Sat, Dec 1, 2012, 00:00

   

INSIDE POLITICS:The reaction to next Wednesday’s budget will inevitably be dominated by howls of outrage from those who feel most affected by the measures. Just to make things even more difficult for the Government they will be amplified to maximum decibel level by the media.

Some of the complaints will be justified and some will be exaggerated out of all proportion, but whatever the scale of the rumpus, it should not blind people to the fact that the country is now very close to getting out of the hole it dug for itself in the Celtic Tiger years. If Michael Noonan meets his targets for 2013, then 85 per cent of the painful measures required since 2008 to save the State from bankruptcy will have been implemented. Getting to the finishing line will not be easy, but the end is now in sight as long as the Government keeps its nerve.

What is steadily coming into clearer focus is that the prophets of doom who attracted such enormous publicity throughout the crisis by urging suicidal options like debt default and exit from the euro have been proved wrong.

The current wrangling in the US courts over Argentina’s debt default in 2001 is proof, if any were needed, that defaulting on our debts would have put this country on the road to perdition.
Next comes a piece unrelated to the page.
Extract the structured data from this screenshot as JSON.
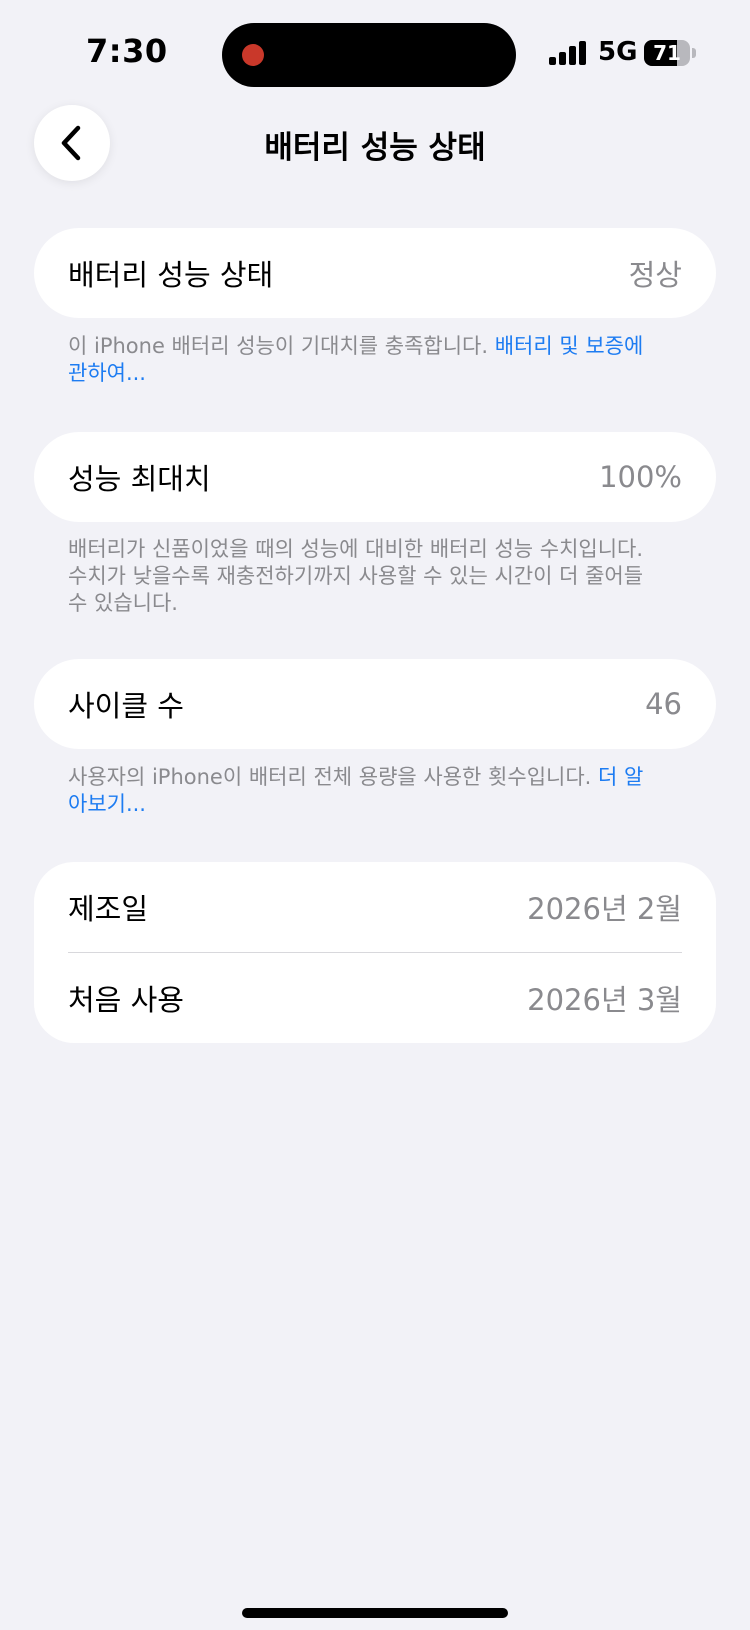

Whatever its limitations, the Irish political system, with a little help from its friends in the troika, has managed to chart a way out of the terrible mess it got itself into. The pain is not over yet but by 2015 the State’s finances should be back on a sustainable basis.

The budget will contain a list of things that many will find unpalatable. A comprehensive property tax, higher income tax, more stringent conditions for social welfare payments and a cutback in the many entitlements available to pensioners will affect almost every person in the country.

Former taoiseach John Bruton, in an interesting blog during the week, attempted to give some context to the “austerity” policies that have seen Irish people suffer a fall in incomes through pay cuts and tax increases and a big reduction in the value of their assets.

He pointed out that while real gross national product is now back to the 2004 level, it is still 90 per cent higher than it was in 1997, and while consumer spending is back to its 2006 level, it is still 80 per cent higher than it was in 1997.

Adjusting ourselves to living on the level of income we had six or seven years ago is not easy, but even when the adjustment has been made we will still be among the wealthiest countries in the world with some of the highest paid public servants and relatively generous welfare payments.